Schedule non-urgent updates and track whether they are pending. Think of useTransition as a way to split an interaction into urgent work now and heavier work that can follow without blocking responsiveness.

  • Kind: Hook

Reference

ts
import { useTransition } from "litsx";
ts
useTransition(): [ boolean, (callback: () => void) => void ]

Usage

Use useTransition when a UI interaction should stay responsive while heavier follow-up work completes in the background.

The returned boolean tells you whether the transition is still pending so the component can reflect that in the UI.

Keep urgent state updates outside the transition and move only the expensive follow-up work into the transition callback.

Behavior

  • The returned start function schedules work through the host transition machinery.
  • The pending flag stays true while transition work is still unresolved.
  • Transitions are host-scoped.

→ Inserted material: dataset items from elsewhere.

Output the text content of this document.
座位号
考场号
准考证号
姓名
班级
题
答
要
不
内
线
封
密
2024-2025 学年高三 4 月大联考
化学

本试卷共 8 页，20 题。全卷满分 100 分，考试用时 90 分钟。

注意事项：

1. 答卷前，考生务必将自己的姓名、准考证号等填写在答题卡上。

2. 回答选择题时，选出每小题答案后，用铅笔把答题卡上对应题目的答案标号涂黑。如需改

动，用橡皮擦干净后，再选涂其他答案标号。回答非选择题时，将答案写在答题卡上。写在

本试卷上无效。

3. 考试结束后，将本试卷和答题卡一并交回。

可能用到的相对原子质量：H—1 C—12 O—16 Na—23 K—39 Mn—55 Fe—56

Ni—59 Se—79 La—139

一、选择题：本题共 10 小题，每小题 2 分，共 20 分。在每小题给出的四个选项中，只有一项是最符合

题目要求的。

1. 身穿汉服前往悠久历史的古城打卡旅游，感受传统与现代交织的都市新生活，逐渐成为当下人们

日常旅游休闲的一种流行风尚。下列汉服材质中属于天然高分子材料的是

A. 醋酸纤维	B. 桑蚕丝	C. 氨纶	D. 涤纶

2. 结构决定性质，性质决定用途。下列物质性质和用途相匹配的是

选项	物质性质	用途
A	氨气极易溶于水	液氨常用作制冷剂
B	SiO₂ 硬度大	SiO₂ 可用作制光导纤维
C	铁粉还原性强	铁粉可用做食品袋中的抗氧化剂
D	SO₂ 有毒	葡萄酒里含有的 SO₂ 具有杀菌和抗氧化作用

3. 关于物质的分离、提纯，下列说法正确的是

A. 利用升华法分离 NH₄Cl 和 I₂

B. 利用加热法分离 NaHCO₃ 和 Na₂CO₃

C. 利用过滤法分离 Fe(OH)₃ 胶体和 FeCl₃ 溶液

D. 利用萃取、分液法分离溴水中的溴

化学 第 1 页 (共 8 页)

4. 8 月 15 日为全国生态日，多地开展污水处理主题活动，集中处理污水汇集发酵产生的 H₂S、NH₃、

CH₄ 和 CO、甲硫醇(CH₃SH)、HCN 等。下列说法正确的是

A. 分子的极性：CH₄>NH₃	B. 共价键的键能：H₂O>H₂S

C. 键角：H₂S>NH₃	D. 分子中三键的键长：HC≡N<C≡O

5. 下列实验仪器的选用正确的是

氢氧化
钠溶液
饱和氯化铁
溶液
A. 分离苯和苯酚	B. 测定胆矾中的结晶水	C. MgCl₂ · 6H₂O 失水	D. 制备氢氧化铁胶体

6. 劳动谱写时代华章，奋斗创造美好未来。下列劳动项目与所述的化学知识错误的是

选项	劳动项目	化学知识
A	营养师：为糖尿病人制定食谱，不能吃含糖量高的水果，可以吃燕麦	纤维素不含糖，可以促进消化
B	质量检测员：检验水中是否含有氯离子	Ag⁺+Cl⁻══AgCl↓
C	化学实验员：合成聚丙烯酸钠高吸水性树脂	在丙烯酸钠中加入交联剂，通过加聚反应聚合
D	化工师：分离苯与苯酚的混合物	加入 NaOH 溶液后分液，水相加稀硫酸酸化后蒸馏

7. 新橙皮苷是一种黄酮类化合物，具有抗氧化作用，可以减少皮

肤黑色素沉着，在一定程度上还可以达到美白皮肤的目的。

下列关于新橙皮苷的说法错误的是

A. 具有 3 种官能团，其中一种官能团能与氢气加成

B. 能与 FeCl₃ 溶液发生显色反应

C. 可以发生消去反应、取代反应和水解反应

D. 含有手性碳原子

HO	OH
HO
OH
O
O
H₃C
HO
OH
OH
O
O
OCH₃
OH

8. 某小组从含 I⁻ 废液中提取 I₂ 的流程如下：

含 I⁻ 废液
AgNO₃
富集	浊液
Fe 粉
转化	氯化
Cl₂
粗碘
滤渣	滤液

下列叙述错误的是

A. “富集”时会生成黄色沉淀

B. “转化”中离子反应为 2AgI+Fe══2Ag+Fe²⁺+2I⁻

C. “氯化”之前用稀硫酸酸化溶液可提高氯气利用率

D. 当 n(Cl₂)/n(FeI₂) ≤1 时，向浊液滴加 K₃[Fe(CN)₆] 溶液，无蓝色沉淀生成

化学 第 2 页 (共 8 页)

A pending transition only reflects non-urgent work scheduled for the current component host.

Mental Model

A transition is not a different kind of state. It is a different priority for updating the UI.

Examples

ts
const [isPending, startTransition] = useTransition();
startTransition(() => {
  setSearchQuery(nextQuery);
});

Pitfalls

  • Do not wrap every update in a transition. Use it when keeping input or interaction responsiveness matters more than reflecting every expensive change immediately.
  • The pending flag only tells you about transition work started by the current host, not about the whole application.

Returns

Type: [boolean, (callback: () => void) => void]

A pending flag and a function that schedules non-urgent work.